Hükümlüler ve evde hapis cezası verilenler dışında çoğunluğumuz özgürlüğün değerini anlayamayız. Çünkü istediğimiz gibi hareket etmeye alıştığımız için kısıtlamayı çoğumuz bilemeyiz.

İşte bu aralar hepimiz aynı durumu yaşıyoruz ülke olarak ve dünya olarak Corona -19 veya Covid-19 ile mücadele ediyoruz. Biz kendimizi savaş, büyük afetler ve salgın hastalıkları görmediğimiz için şükrederken şimdi karşımızda sinsice ilerleyen bir virüs ile mücadele içinde bulduk kendimizi. Neredeyse yirmi günden fazla süredir evdeyim. Diabet ve tansiyon hastalıklarım olduğu için risk grubundayım. O yüzden de açıkçası sağlığın ne kadar değerli olduğunu bildiğimden dışarı çıkmak cazip gelmiyor. Mecbur kalsaydım veya çalışmak zorunda olsaydım durum mutlaka farklı olurdu. Gördüğüm kadarıyla da Kamu ve özel sektörde risk grubundakilere de izinler veriliyor. Zaten şimdi altmış yaş ve üstüne de sokağa çıkma engeli kondu. Bu çok iyi bir karar bana göre. Bu tedbir daha önceden alınsaydı daha iyi olurdu diye düşünüyorum. Ben sokağa çıkmıyorum fakat haberleri takip ediyorum. Olağanüstü bir durum olmasına rağmen Bolu ana caddeleri ve kent meydanı insanlarla dolu. Belediye görevini yapıyor. Bizim evin olduğu caddeden çok sık geçiyor zabıta ekipleri. Uyaralılarına devam ediyor. Yaşlılarımıza gereken kolaylık sağlanıyor. Sağlıkçılarımız kendi canlarını bizim canımızdan üstün tutarak, canla başla bizler için çalışıyorlar. En zor durumda olan onlar. Hastaneden geldiğinde çocuğunu kucaklayamayan sağlıkçılarımızı sizler de seyrediyorsunuzdur mutlaka.

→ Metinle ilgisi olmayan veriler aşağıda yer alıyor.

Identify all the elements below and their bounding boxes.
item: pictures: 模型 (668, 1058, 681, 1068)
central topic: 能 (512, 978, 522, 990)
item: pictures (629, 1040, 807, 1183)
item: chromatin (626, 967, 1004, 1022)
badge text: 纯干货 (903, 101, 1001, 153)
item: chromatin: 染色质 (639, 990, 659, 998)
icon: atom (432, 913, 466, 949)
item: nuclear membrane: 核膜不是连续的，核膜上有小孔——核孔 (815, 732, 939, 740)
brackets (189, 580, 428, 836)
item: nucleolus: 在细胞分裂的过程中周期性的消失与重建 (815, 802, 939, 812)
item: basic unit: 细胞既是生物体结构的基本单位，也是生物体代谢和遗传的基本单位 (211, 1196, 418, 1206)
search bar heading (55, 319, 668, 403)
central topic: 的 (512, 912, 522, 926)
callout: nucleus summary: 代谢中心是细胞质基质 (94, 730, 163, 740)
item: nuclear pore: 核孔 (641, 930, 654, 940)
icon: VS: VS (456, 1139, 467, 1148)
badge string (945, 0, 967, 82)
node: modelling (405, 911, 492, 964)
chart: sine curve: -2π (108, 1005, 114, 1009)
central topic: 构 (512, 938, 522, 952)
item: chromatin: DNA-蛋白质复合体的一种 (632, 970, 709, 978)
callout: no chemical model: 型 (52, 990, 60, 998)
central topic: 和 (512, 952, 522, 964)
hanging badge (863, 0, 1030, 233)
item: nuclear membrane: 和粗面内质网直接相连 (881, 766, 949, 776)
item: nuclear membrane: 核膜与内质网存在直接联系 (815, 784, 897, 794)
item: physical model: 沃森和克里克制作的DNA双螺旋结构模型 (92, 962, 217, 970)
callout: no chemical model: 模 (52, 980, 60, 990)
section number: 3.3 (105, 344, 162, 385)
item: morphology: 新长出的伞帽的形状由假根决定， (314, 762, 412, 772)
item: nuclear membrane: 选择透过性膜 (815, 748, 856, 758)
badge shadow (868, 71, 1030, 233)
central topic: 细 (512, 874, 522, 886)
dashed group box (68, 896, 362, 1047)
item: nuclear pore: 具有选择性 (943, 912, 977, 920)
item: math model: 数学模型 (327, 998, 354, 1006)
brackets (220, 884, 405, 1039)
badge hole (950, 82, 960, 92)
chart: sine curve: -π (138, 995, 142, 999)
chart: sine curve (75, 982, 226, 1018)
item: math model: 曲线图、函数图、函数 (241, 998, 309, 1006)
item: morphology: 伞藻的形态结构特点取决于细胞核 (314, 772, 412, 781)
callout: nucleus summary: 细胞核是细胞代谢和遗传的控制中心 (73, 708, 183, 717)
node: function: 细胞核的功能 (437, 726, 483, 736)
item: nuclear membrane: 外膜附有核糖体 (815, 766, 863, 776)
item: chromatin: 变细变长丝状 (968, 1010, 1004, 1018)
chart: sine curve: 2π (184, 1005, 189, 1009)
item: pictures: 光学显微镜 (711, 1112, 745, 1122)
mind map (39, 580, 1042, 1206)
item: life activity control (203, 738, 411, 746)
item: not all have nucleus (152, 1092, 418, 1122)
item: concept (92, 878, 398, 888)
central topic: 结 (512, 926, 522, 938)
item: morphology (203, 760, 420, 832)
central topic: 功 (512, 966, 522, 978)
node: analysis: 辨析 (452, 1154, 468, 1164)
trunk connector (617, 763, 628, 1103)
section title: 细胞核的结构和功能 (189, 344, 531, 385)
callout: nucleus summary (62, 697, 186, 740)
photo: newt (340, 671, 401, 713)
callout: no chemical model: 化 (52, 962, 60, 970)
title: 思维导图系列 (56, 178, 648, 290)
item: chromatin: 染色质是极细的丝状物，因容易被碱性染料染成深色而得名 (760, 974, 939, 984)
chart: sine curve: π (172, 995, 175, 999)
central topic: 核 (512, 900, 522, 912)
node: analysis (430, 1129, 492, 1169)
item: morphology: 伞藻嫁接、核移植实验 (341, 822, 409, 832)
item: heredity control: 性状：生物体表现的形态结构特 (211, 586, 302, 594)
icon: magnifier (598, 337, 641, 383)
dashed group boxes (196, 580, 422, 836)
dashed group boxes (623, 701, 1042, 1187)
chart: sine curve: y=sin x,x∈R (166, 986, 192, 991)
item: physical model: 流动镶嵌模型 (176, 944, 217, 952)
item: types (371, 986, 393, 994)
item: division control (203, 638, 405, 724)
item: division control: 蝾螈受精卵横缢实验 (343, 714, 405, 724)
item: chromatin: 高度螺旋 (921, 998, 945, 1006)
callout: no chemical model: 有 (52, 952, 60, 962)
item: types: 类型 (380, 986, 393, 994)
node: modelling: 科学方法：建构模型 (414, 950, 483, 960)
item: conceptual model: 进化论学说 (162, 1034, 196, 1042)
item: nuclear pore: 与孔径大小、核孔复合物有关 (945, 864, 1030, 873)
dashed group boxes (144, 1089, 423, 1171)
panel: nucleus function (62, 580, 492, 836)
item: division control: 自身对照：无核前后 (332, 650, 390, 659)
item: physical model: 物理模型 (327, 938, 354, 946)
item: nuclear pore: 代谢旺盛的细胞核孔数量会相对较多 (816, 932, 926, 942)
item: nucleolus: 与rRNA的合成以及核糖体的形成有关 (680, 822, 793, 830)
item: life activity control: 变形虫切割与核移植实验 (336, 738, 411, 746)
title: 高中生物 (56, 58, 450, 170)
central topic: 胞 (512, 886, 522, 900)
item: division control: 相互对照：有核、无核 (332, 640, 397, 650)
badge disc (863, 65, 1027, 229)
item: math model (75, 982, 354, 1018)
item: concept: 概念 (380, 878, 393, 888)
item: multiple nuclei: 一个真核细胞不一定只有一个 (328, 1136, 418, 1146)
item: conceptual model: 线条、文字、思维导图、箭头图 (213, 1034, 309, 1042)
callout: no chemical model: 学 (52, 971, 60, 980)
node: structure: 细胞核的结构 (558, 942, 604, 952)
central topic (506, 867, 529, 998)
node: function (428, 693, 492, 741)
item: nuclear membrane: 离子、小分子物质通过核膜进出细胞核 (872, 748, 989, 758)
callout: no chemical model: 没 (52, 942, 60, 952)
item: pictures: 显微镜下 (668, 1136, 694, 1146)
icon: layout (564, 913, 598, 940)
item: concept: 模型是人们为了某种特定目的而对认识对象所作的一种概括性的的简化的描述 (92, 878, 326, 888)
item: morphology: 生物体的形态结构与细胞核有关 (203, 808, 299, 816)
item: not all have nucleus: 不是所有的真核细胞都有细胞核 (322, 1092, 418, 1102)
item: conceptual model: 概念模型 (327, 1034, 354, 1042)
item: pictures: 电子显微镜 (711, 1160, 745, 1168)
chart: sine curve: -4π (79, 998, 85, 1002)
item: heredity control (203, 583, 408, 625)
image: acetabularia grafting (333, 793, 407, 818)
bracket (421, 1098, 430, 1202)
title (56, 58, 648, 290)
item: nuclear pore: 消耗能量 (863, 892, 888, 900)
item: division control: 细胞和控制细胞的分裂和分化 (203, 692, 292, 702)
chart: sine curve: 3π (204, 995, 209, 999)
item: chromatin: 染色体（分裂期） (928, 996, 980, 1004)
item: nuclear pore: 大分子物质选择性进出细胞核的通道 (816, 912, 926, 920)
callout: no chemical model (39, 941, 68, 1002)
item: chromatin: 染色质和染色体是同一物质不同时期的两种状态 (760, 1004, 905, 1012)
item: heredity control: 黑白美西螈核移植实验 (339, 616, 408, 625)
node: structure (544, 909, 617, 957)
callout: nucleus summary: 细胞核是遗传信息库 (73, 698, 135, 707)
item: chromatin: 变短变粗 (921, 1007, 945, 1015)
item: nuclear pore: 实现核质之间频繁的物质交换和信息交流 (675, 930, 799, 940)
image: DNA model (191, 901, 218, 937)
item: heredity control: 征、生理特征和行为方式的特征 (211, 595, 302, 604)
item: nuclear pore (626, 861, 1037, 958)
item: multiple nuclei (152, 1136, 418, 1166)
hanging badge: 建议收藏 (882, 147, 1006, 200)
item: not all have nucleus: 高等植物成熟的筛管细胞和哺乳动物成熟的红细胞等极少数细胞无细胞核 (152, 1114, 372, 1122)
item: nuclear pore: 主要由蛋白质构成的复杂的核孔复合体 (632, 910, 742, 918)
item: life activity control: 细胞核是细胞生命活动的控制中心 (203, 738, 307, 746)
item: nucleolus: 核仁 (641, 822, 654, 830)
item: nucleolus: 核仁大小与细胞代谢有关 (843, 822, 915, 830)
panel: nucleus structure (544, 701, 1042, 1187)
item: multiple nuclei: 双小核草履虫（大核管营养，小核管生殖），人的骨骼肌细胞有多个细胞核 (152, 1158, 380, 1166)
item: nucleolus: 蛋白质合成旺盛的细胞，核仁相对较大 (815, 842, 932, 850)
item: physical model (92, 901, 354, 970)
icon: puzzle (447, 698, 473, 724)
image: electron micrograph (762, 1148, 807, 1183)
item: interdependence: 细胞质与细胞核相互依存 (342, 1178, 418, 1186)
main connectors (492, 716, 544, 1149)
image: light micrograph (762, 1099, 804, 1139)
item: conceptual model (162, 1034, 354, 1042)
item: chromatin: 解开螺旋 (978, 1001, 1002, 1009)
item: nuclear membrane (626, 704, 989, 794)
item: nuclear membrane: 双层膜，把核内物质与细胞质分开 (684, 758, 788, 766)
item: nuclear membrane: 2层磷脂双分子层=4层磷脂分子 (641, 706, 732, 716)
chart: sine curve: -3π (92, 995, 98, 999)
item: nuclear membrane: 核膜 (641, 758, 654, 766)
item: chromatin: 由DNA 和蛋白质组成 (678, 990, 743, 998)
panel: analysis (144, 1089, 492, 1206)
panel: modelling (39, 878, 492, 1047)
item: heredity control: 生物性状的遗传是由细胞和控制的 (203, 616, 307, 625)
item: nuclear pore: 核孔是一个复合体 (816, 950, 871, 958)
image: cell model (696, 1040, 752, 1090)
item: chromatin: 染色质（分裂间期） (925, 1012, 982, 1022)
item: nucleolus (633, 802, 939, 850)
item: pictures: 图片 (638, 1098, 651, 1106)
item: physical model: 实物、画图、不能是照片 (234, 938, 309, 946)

Benim iki torunum var. Allah bağışlasın Allah herkesin sevdiklerini. Büyüğü Uras, beş yaşında. Sokağı seven bir çocuk olmasına rağmen ısrar etmiyor çıkmak için. Küçük yaşında olmasına rağmen olayın farkında sanırım. Peki sokağa çıkan dedelerimize nasıl izah edeceğiz bu durumu? Bence önemsemiyoruz bu tehlikeyi. Konu sadece kendi sağlığımız veya hayatımız değil ki? Biz virüsü alınca sadece bizde kalmıyor, sayısını bilemediğimiz insana taşıyoruz. Giderek artacak ve artıyor da zaten. Ne kadar morelimizi yüksek tutmaya çalışırsak çalışalım, endişenmekten kurtulamıyoruz.

Kendi adıma bazen bu durumdan boğulacak gibi oluyorum. Annem yetmişüç yaşında ve çok yakınımda oturuyor. Öyle olmasına rağmen ona virüs bulaşır korkusuyla gidemiyorum. Sarılmak, doya doya öpmek istiyorum fakat gidemiyorum. Torunlarım için de aynı şey geçerli. Hepimiz sevdiklerimize hasret kaldık. Ne kadar süreceğini kimse de bilmiyor. Sadece bildiğimiz tek gerçek bu virüsün yayılmasını engellemek bizim elimizde. Temasdan uzak durmak. Kalabalık ortamlarda bulunmamak. Elimizin sabunla yıkanması ve ortak alanlara mümkün olduğu kadar az temas etmek. Edilmesi durumunda da su ve sabun.

Bizler evimizde otururken, bizler için çalışan başta sağlık çalışanlarına, hizmet sektörü, market ve diğer ihtiyaçlarımız için kendilerini tehlikeye atan herkese teşekkür etmek istiyorum. Onlar bizim için dışarıdalar. O zaman bize düşen de evimizde oturmak. Sokakta gezmemek. Dualarımız ve kalbimiz onlarla . İnşallah en kısa sürede kurtuluruz virüs belasından. Sağlıcakla ve EVDE KALIN.